Slack Connect – ready to replace email between businesses?

"It's a major leap forward in our mission to transform business communication." TechHQ talks to Slack's VP product, enterprise.
25 June 2020
  • The ubiquitous collaboration tool is moving beyond internal communications with Slack Connect
  • The new platform could replace email what Slack hopes to be “the future of business communications”
  • TechHQ talked to the firm’s VP product, enterprise, Ilan Frank 

More than four years in the making, Slack’s new channel-based communications tool — Slack Connect — has come to life, with aims to serve “the future of business communication.”

“The introduction of Slack Connect marks a major leap forward in our mission to transform business communication and make people’s working lives simpler, more pleasant and more productive,” said Slack CEO, Stewart Butterfield.

In simple terms, Slack Connect allows different organizations to come together in a single Slack channel, with aims to replace messy email chains.

A new form of communication 

Founded in 2009 as an internal messaging tool, and reaching a peak of 12.5 million concurrent users in March this year, Slack is now synonymous with internal collaboration and messaging, with organizations using it as a communal social space, be it for scheduling meetings, sharing proposals, or exchanging GIFs. Users now comprise anything from national law firms to ‘three-person dental practices in the North of England’, to paraphrase Butterfield during the launch announcement. 

Slack Connect is a significant new direction, aiming to bring the core concept of the app beyond the walls of a single organization, to essentially replace email as a go-to means of project collaboration with external partners. 

“Companies that use Slack have understood that the value of it far surpasses email for internal collaboration. So, there is no fundamental reason why we can’t do the same for external collaboration,” Slack’s VP product, enterprise, Ilan Frank, told TechHQ.

Slack thinks businesses could now be ready to depart with email as the main means of business communications. Email lacks “real time”, said Frank, “lacks security, with social engineering one of the most prevalent ways of hacking into an organization”, and is “really not a platform for anything beyond basic communication.”

Security inside out

The most obvious concern about using Slack to communicate with external stakeholders is how secure the tool is, and that’s been one of the core focuses of Slack Connect’s development, with extensive security features baked in to ensure users can “set the guardrails” and have peace of mind that they are actually talking to who they think they’re talking to, especially with the platform allowing up to 20 organizations to join a channel at the same time. 

“One of the things that we’re building right now, it’s a feature called verify organizations,” Frank said. The process includes identifying all organizations and ensuring there aren’t any bad actors inside the network. 

“We’re actually going to go through all the organizations, and we have 41,000 of them that already are participating right now in a shared channel –that will give assurance that when you work inside this network, you’re actually connecting to the real company. For example, when you connect to IBM, you know that you’re connecting to the real IBM.

“Other than the verified organizations, there’s also going to be ways to basically set the permissions on the other side, so that you can ensure that the people that connect to your information from the other side are just the people that you’ve invited into that channel.”

This is a feature missing from email, and Frank predicts “it will reduce things like phishing and social engineering.” Slack Connect also factors in information governance by design: “information governance is making sure that other organizations’ access to this information complies with your business rules or with your clients and regulatory needs.”

Slack connects all 

When asked how Slack Connect would be used in practice, Frank told TechHQ that across industries, this new form of communication is set to promote more efficient, productive collaboration which amount to more effective solutions. 

“We’ve already seen for the COVID-19 response, for example, different medical communities coming together to share what they’re learning, so that they can come up with a solution faster.” In the struggling education sector, “universities are coming together, and sharing best practices on how to do remote learning using Slack Connect.”
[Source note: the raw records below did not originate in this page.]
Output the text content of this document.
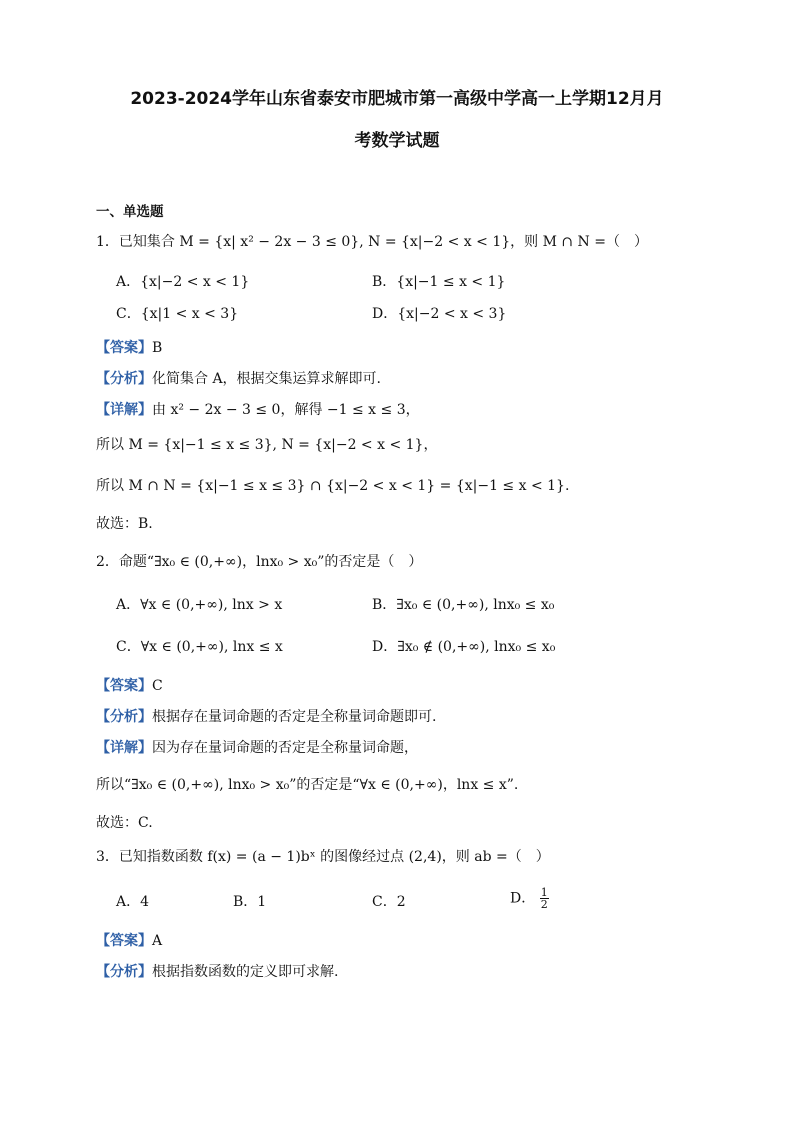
2023-2024学年山东省泰安市肥城市第一高级中学高一上学期12月月
考数学试题
一、单选题
1．已知集合 M = {x| x² − 2x − 3 ≤ 0}, N = {x|−2 < x < 1}，则 M ∩ N =（　）
A．{x|−2 < x < 1}	B．{x|−1 ≤ x < 1}
C．{x|1 < x < 3}	D．{x|−2 < x < 3}
【答案】B
【分析】化简集合 A，根据交集运算求解即可.
【详解】由 x² − 2x − 3 ≤ 0，解得 −1 ≤ x ≤ 3，
所以 M = {x|−1 ≤ x ≤ 3}, N = {x|−2 < x < 1}，
所以 M ∩ N = {x|−1 ≤ x ≤ 3} ∩ {x|−2 < x < 1} = {x|−1 ≤ x < 1}.
故选：B.
2．命题“∃x₀ ∈ (0,+∞)，lnx₀ > x₀”的否定是（　）
A．∀x ∈ (0,+∞), lnx > x	B．∃x₀ ∈ (0,+∞), lnx₀ ≤ x₀
C．∀x ∈ (0,+∞), lnx ≤ x	D．∃x₀ ∉ (0,+∞), lnx₀ ≤ x₀
【答案】C
【分析】根据存在量词命题的否定是全称量词命题即可.
【详解】因为存在量词命题的否定是全称量词命题，
所以“∃x₀ ∈ (0,+∞), lnx₀ > x₀”的否定是“∀x ∈ (0,+∞)，lnx ≤ x”.
故选：C.
3．已知指数函数 f(x) = (a − 1)bˣ 的图像经过点 (2,4)，则 ab =（　）
A．4	B．1	C．2	D． $\frac{1}{2}$
【答案】A
【分析】根据指数函数的定义即可求解.
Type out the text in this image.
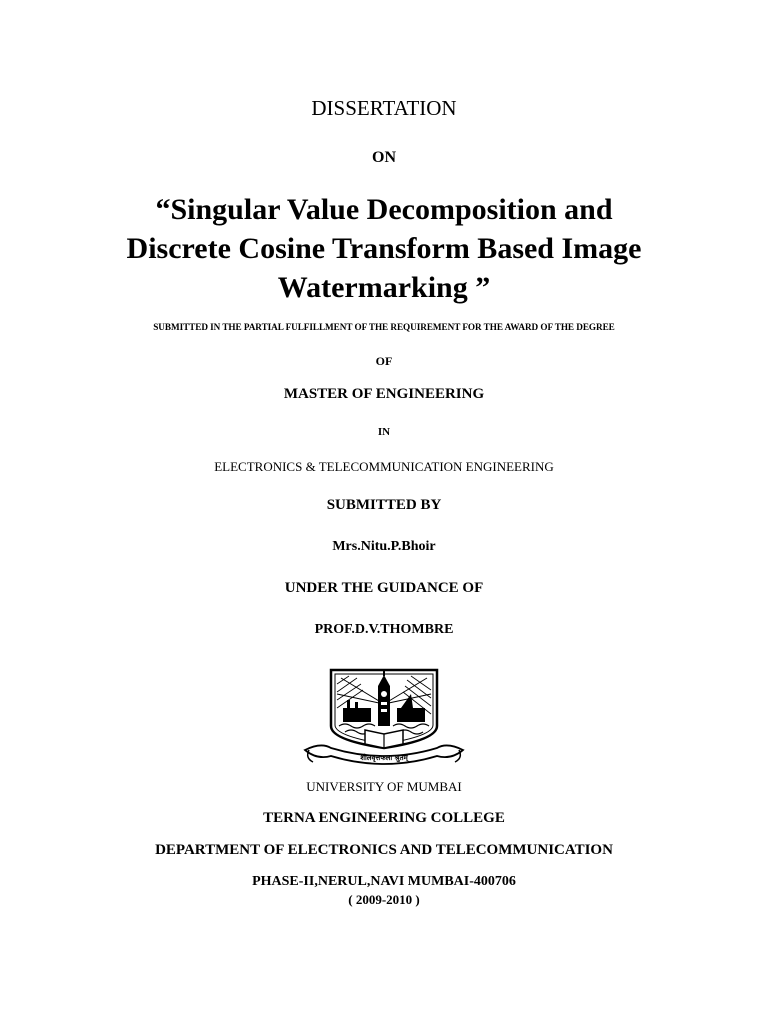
DISSERTATION
ON
“Singular Value Decomposition and
Discrete Cosine Transform Based Image
Watermarking ”
SUBMITTED IN THE PARTIAL FULFILLMENT OF THE REQUIREMENT FOR THE AWARD OF THE DEGREE
OF
MASTER OF ENGINEERING
IN
ELECTRONICS & TELECOMMUNICATION ENGINEERING
SUBMITTED BY
Mrs.Nitu.P.Bhoir
UNDER THE GUIDANCE OF
PROF.D.V.THOMBRE
शीलवृत्तफला श्रुतम्
UNIVERSITY OF MUMBAI
TERNA ENGINEERING COLLEGE
DEPARTMENT OF ELECTRONICS AND TELECOMMUNICATION
PHASE-II,NERUL,NAVI MUMBAI-400706
( 2009-2010 )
Frank also ran us through a scenario of how multinational food delivery platform Deliveroo has already put the tool to use: “Deliveroo has a very interesting integration, where restaurants can be connected to the food delivery company.

“When an order is available, it can come automatically into the channel, saying the order is ready for pickup. Deliveroo can notify drivers that the order is available for delivery or pickup, and the driver or the person that is running the order from Deliveroo can actually respond with an emoji. That notifies the restaurant that it’s been picked up, and it’s all right, and it’s on its way.

“So there are a lot of workflows that we see happening over Slack Connect either through emojis or through more complicated chatbots or applications.” Ultimately, communication will no longer fragmented or happening across various channels, as Slack Connect provides a unified communication space for businesses, partners, and clients to work together more effectively. 

There are a suite of possibilities that Slack Connect can bring to enterprises and communities today, as our preferred means of communications shift and collaboration and project delivery must become faster, especially given the recent and ongoing shift to remote working

“We’re getting into this golden era of customer support, and in relationship building with partners and customers that’s unlike anything that I’ve seen in my 20 years of collaboration and enterprise experience,” Frank said.